Due Friday, Feb 14, 11:59 PM

Homework Problems

  1. ISL Sec. 2.4: 1

  2. ISL Sec. 2.4: 3

  3. ISL Sec. 2.4: 5

  4. ISL Sec. 3.7: 4

  5. ISL Sec. 3.7: 6

  6. ISL Sec. 3.7: 14

  7. Simulation of simple linear regression. Consider the model \(y_i = \beta_0 + \beta_1x_i + \epsilon_i, ~~ \epsilon_i \stackrel{iid} \sim N(0, \sigma^2), ~~ i = 1, \dots, n,\) or equivalently, \(p(y_i \mid x, \beta_0, \beta_1) = N\left(\beta_0 + \beta_1x_i, \sigma^2 \right).\) Set \(\beta_0 = 2, \beta_1 = -1.5, \sigma = 1, n = 100, x_i = i.\) Generate 1000 simulated data sets and fit the model to each data set. The sampling distribution of the least-squares estimator \(b_1\) is \[b_1 \sim N\left(\beta_1, \frac{\sigma^2}{\sum_{i=1}^n (x_i - \bar{x})^2}\right).\]

    1. Find the average of the 1000 estimates \(b_1\). Is it close to its true expected value?

    2. Find the variance of 1000 estimates \(b_1\). Is it close to its true value?

    3. Draw the histogram of \(b_1\). Comment on your graph.

    4. Obtain 1000 95% confidence interval for \(\beta_1\). What is your pertentage of coverage for \(\beta_1\)? Comment your result.

  8. Simulation of bias-variance tradeoff. Let \(f(x) = x ^ 2\) be the true regression function. Simulate the data using \(y_i = f(x_i) + \epsilon_i, i = 1, \dots, 100\), where \(x_i = 0.01i\) and \(\epsilon_i \stackrel{iid} \sim N(0, 0.3^2).\)

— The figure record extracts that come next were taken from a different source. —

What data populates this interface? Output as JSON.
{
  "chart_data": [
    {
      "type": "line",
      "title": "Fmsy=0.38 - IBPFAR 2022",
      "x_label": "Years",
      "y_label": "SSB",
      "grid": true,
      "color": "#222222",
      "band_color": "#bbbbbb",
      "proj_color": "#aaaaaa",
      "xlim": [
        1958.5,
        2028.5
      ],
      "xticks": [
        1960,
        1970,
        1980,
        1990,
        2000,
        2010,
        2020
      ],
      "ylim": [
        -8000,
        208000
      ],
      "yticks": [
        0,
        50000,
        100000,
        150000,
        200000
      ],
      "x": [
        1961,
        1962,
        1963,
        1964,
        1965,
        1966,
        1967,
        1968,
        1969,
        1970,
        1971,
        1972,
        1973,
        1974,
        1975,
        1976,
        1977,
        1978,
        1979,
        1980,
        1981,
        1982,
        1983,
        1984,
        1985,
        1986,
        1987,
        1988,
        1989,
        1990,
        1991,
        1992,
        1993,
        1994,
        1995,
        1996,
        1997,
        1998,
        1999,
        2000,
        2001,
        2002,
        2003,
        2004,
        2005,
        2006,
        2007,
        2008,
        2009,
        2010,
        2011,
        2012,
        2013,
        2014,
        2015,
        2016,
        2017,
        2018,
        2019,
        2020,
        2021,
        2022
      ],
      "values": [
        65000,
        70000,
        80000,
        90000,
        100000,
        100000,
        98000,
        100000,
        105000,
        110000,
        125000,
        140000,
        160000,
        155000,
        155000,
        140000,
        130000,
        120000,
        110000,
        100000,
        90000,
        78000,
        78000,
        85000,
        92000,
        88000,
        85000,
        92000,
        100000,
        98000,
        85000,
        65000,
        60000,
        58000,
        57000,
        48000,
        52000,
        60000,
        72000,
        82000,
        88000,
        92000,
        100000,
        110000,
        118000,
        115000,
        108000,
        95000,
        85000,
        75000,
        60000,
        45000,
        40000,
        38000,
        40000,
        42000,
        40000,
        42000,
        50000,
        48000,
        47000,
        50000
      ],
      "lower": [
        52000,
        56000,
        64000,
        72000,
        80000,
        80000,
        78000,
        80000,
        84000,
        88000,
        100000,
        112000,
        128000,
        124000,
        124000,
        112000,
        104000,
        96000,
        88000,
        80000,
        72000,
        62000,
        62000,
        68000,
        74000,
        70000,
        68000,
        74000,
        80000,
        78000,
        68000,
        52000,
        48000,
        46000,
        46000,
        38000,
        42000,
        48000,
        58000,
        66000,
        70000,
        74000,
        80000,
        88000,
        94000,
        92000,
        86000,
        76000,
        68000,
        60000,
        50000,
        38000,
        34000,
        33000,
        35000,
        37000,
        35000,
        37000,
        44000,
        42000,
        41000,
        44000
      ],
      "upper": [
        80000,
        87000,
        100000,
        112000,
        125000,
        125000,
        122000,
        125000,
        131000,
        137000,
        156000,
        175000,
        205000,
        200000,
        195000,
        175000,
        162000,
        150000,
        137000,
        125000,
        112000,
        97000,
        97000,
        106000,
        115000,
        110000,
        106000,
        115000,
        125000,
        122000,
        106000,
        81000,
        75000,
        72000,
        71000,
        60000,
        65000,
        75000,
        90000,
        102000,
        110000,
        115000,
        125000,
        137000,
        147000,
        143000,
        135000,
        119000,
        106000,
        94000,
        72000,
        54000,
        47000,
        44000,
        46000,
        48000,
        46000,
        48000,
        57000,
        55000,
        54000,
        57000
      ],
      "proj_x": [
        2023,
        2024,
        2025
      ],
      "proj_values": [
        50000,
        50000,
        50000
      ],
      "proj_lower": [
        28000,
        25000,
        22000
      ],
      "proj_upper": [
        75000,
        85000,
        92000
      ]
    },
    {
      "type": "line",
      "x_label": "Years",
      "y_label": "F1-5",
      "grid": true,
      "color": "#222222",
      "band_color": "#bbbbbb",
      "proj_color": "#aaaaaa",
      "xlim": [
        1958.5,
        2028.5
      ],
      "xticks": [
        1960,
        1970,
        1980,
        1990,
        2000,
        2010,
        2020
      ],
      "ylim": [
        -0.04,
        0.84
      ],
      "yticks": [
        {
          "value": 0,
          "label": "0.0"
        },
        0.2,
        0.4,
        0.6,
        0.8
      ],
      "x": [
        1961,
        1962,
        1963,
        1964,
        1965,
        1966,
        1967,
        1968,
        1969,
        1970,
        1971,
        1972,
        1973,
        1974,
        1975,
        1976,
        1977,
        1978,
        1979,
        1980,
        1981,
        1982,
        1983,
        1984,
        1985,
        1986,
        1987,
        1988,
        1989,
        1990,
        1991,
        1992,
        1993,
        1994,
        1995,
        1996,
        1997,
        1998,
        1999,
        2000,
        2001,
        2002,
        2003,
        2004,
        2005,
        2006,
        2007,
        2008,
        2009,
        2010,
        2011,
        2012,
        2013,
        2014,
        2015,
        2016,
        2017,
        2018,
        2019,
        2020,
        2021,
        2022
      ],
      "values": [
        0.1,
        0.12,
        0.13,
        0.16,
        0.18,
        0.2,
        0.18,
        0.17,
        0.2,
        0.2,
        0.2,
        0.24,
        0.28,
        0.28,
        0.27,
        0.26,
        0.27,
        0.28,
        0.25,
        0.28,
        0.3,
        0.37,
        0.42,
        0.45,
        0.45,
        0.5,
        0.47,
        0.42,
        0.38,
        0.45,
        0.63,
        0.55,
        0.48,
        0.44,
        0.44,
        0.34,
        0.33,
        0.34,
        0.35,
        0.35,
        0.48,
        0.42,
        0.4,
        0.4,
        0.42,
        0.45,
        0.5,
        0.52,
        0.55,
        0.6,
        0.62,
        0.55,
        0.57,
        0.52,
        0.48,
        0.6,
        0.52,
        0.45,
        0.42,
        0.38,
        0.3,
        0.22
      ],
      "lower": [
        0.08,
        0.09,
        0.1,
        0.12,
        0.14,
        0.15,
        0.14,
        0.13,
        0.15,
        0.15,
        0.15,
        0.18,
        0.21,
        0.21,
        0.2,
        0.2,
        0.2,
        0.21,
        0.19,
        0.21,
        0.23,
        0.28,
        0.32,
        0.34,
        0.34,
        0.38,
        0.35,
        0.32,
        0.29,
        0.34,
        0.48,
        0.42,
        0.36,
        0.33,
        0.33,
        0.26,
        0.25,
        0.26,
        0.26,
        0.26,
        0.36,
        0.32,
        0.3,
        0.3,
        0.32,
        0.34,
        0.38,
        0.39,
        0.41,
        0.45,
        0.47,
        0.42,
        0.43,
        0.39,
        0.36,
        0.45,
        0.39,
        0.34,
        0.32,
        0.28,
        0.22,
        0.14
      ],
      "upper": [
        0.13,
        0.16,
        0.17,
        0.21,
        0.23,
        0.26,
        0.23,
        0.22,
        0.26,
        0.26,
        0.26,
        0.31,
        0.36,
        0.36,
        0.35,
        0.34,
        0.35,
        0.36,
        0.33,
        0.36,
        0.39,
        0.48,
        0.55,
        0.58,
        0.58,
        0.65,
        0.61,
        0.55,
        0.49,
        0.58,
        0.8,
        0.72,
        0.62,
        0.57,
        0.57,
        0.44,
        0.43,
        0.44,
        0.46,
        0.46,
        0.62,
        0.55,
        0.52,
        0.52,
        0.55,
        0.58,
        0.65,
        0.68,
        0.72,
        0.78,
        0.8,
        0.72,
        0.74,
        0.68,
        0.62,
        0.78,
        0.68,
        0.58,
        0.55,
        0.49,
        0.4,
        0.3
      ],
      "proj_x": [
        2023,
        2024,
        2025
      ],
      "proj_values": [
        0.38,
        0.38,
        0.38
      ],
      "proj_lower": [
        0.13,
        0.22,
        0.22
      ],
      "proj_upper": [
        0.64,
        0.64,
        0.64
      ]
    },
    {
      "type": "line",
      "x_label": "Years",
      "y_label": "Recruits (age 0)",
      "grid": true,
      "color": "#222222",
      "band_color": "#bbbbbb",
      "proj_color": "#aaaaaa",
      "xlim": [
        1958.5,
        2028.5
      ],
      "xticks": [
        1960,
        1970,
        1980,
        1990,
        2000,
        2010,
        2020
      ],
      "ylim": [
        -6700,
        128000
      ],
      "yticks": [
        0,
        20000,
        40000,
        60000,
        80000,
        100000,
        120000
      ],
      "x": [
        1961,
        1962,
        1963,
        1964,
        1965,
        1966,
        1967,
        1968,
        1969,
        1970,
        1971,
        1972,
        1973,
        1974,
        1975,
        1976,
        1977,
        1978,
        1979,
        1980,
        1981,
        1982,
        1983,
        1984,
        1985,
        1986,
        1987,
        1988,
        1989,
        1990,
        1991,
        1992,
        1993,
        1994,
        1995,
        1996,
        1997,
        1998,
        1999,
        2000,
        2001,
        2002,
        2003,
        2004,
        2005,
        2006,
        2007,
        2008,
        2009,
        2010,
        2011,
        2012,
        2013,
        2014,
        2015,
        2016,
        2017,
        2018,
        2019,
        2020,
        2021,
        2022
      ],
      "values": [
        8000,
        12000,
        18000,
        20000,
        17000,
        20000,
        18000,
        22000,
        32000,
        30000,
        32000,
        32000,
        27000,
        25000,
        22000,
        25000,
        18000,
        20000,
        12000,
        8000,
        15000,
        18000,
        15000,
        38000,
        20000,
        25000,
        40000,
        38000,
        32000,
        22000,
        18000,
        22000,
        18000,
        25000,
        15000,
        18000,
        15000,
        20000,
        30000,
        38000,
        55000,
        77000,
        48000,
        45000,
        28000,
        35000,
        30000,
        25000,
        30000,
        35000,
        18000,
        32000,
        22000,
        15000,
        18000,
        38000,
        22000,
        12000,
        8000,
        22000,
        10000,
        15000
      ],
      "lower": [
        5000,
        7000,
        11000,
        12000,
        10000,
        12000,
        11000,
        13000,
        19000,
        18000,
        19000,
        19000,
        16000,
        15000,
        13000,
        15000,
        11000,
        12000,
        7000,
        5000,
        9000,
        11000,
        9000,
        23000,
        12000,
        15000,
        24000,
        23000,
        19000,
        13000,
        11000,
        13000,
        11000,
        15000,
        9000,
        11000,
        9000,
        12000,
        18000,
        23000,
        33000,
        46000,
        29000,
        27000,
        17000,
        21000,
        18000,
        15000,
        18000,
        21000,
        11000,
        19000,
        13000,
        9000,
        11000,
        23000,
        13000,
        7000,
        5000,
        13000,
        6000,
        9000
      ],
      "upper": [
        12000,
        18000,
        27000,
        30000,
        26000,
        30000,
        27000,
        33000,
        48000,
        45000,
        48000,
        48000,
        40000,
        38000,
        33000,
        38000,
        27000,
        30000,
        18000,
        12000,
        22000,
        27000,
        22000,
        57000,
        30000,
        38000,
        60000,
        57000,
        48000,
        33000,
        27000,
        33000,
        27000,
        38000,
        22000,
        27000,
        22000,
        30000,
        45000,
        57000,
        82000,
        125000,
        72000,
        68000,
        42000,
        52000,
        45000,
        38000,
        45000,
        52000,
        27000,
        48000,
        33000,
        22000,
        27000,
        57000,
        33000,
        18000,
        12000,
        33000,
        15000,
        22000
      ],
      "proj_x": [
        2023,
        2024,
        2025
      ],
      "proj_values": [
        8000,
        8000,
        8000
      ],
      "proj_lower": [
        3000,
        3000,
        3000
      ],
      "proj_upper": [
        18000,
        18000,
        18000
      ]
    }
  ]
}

    1. Generate 250 training data sets.
    2. For each data set, fit the following three models:
    • Model 1: \(y = \beta_0+\beta_1x+\epsilon\)
    • Model 2: \(y = \beta_0+\beta_1x+ \beta_2x^2 + \epsilon\)
    • Model 3: \(y = \beta_0+\beta_1x+ \beta_2x^2 + \cdots + \beta_9x^9 + \epsilon\)
    1. Calculate empirical MSE of \(\hat{f}\), bias of \(\hat{f}\) and variance of \(\hat{f}\). Then show that \[\text{MSE}_{\hat{f}} \approx \text{Bias}^2(\hat{f}) + \mathrm{Var}(\hat{f}).\] Specifically, for each value of \(x_i\), \(i = 1, \dots, 100\),

    \[\text{MSE}_{\hat{f}} = \frac{1}{250}\sum_{k=1}^{250} \left(\hat{f}_k(x_i) - f(x_i) \right) ^2,\] \[\text{Bias}(\hat{f}) = \overline{\hat{f}}(x_i) - f(x_i),\] where \(\overline{\hat{f}}(x_i) = \frac{1}{250}\sum_{k = 1}^{250}\hat{f}_k(x_i)\) is the sample mean of \(\hat{f}(x_i)\) that approximates \(\mathrm{E}_{\hat{f}}\left(\hat{f}(x_i)\right).\) \[ \mathrm{Var}(\hat{f}) = \frac{1}{250}\sum_{k=1}^{250} \left(\hat{f}_k(x_i) - \overline{\hat{f}}(x_i) \right) ^2.\] [Note:] If you calculate the variance using the built-in function such as var() in R, the identity holds only approximately because of the \(250 - 1\) term in the denominator in the sample variance formula. If instead \(250\) is used in the denominator, the identity holds exactly.

    1. For each model, plot first ten estimated \(f\), \(\hat{f}_{1}(x), \dots, \hat{f}_{10}(x)\), and the average of \(\hat{f}\), \(\frac{1}{250}\sum_{k=1}^{250}\hat{f}_{k}(x)\) in one figure, as Figure 1 below. What’s your finding?
    2. Generate one more data set and use it as the test data. Calculate the overall training MSE (for training \(y\)) and overall test MSE (for test \(y\)) for each model. \[MSE_\texttt{Tr} = \frac{1}{250} \sum_{k = 1}^{250} \frac{1}{100} \sum_{i=1}^{100} \left(\hat{f}_{k}(x_i) - y_{i}^k\right)^2\] \[MSE_\texttt{Te} = \frac{1}{250} \sum_{k = 1}^{250} \frac{1}{100} \sum_{i=1}^{100} \left(\hat{f}_{k}(x_i) - y_{i}^{\texttt{Test}}\right)^2\]
Figure 1: Trained \(f\)
  1. (MSSC PhD) Stochastic gradient descent. Write your own stochastic gradient descent algorithm for linear regression. Implement it and compare with the built-in function such as optim() of R or scipy.optimize() of python to make sure that it converges correctly.